The reality is that these digital high flyers have performed no better or worse than those 100-year-old companies. In other words, these digital companies are mature businesses - and businesses that shot past their peak in very little time.

Now, Facebook

Now we see Facebook heading for its IPO. And I believe all these potential investors are either cynical, short-term opportunists or patsies.

Facebook's visitor level must be reaching saturation. Their time spent on the site is well past their boredom level. What's more, this young, dynamic audience will grow to loath targeted advertising.

Indeed, Facebook is already living on borrowed time, at least as far as my lifecycle-versus-history model is concerned.

Much like myself, Facebook's product lifecycle is probably past its peak. It's going to be downhill from here. By the time the patsies believe they will see their money back, the world will have moved on.

So much for the history lesson. What are the lessons for the future?

The first is that history shows that long-term brands and services have greater sustainability than those in the short-term. A new digital brand may be a patsy attractor, but it's a game of chicken.

Just because you are the "fad du jour" doesn't mean you're sustainable. Facebook and Mr. Zuckerberg have been famous for more than their allocated 15 minutes, and my suspicion is that, ultimately, the site will be as much of a passing fad as Yahoo and MySpace.

Amidst all this disruption, the one thing Facebook does have going for it is its revenue strategy - and it's a brand-killer.

As I've written before, the newspaper brand is our biggest asset. Just like Heinz or Coke or Colgate, we have to begin believing in ourselves, and telling the world we do.

Hole in raft

All these digital services are fickle; in terms of technology, and even more so in terms of brand survival. Our attachment to them is a life raft with a hole in it.

By increasingly relying on social networking and search brands for oxygen, we are further choking our own identity.

Newspapers are great at attracting audiences who don't hang around. Google's doesn't either, but its ad model is highly targeted. Now Facebook is attempting the same strategy, but its model is significantly riskier and unproven.

If the newspaper industry could combine Facebook's level of audience attraction - and stitch that to sophisticated audience database mining - we could massively increase reader involvement while matching advertisers to those readers most likely to buy. The algorithms exist and a few publishers are now realizing the opportunity.

If you believe salvation will come from attaching yourself to Facebook, Twitter or Google, forget it. Gen. Custer longed for the cavalry to come to his rescue. Remember: Pioneers get shot.

Newspapers have more than 400 years of reputation to rely on. True, we need to work harder to get technology employed that will allow us to deliver our brands across multiple channels, but let's not rely on the "here-today, gone-tomorrow" flavors of the month to extract us from the challenges we face.
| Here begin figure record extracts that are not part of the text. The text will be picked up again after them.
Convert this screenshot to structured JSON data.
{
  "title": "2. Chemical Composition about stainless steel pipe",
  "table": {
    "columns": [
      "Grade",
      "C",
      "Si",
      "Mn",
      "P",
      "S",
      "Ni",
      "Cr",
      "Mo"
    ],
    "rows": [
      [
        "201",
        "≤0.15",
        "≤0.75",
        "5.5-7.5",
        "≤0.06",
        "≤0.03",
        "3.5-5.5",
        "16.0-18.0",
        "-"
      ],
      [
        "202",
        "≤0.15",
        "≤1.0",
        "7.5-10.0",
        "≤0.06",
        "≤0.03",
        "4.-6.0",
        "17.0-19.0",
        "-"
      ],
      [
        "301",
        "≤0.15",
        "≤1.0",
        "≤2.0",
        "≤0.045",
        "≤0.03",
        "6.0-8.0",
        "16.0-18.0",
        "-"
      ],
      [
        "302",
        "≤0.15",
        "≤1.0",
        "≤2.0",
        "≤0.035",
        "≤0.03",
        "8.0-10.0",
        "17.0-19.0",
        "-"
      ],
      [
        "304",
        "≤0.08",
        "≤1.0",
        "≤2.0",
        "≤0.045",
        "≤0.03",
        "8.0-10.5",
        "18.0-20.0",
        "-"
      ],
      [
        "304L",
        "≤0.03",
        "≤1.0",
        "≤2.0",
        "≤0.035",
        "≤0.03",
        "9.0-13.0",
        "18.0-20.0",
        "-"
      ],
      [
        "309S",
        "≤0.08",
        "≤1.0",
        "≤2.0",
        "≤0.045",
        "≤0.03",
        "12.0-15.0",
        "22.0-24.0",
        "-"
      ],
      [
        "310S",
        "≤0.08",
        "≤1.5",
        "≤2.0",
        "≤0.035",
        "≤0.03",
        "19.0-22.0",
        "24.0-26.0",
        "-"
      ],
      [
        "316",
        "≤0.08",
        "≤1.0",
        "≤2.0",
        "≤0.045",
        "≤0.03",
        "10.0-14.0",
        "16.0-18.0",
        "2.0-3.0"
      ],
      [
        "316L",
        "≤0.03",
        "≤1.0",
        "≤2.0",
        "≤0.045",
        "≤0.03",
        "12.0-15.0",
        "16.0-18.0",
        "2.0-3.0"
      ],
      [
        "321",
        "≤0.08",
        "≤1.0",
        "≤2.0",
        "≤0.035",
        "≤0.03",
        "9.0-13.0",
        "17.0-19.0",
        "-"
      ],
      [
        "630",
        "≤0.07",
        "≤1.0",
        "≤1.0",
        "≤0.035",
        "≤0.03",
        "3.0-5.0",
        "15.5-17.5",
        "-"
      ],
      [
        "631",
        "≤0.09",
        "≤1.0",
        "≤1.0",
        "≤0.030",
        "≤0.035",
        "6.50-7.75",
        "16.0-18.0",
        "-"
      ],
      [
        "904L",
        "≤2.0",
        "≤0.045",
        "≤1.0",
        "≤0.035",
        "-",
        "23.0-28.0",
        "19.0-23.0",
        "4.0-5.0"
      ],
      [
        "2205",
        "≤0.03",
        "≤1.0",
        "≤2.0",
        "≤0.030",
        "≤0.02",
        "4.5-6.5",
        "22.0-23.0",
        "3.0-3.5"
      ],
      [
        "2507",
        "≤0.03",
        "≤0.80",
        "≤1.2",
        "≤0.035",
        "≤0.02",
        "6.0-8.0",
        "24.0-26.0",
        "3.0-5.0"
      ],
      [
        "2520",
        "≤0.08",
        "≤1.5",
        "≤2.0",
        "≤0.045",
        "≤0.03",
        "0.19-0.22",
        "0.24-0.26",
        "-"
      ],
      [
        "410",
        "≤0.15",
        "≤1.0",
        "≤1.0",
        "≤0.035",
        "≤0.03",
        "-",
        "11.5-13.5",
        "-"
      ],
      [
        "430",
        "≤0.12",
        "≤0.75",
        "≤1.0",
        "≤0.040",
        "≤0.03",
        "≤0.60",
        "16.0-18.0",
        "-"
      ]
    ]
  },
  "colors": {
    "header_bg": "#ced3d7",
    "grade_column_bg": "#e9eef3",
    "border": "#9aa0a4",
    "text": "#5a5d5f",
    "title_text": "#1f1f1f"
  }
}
Agree with Chisholm's analysis? Let us know by dropping an email to

Jim Chisholm is a France-based independent media consultant. He can be reached at


(1) comment


It would be difficult to disagree with what Jim Chisholm has to say about the survivability of newspapers in our brave new Western world, but there are a couple of issues that could bear some more analysis. The first is the whole question of newspaper lifecycle. It is at least arguable that newspapers' longevity has been because it has been made up of an overlapping series of issue lifecycles, either daily or weekly, and because promotion of the product has generally been very patchy on a continuing basis, some of the inertia which every product needs, is lost. Overlap of the lifecycles has made it difficult to pinpoint the amount of damage done. But surely the answer must lie with enhanced and continuous promotion.
The second point which he might consider addressing is the imbalance in the advertising/copy sales revenue streams. For as long as managements do not seek to remove their products' dependence on advertising to subsidize their reluctance to charge a realistic price for the printed product, there will be problems.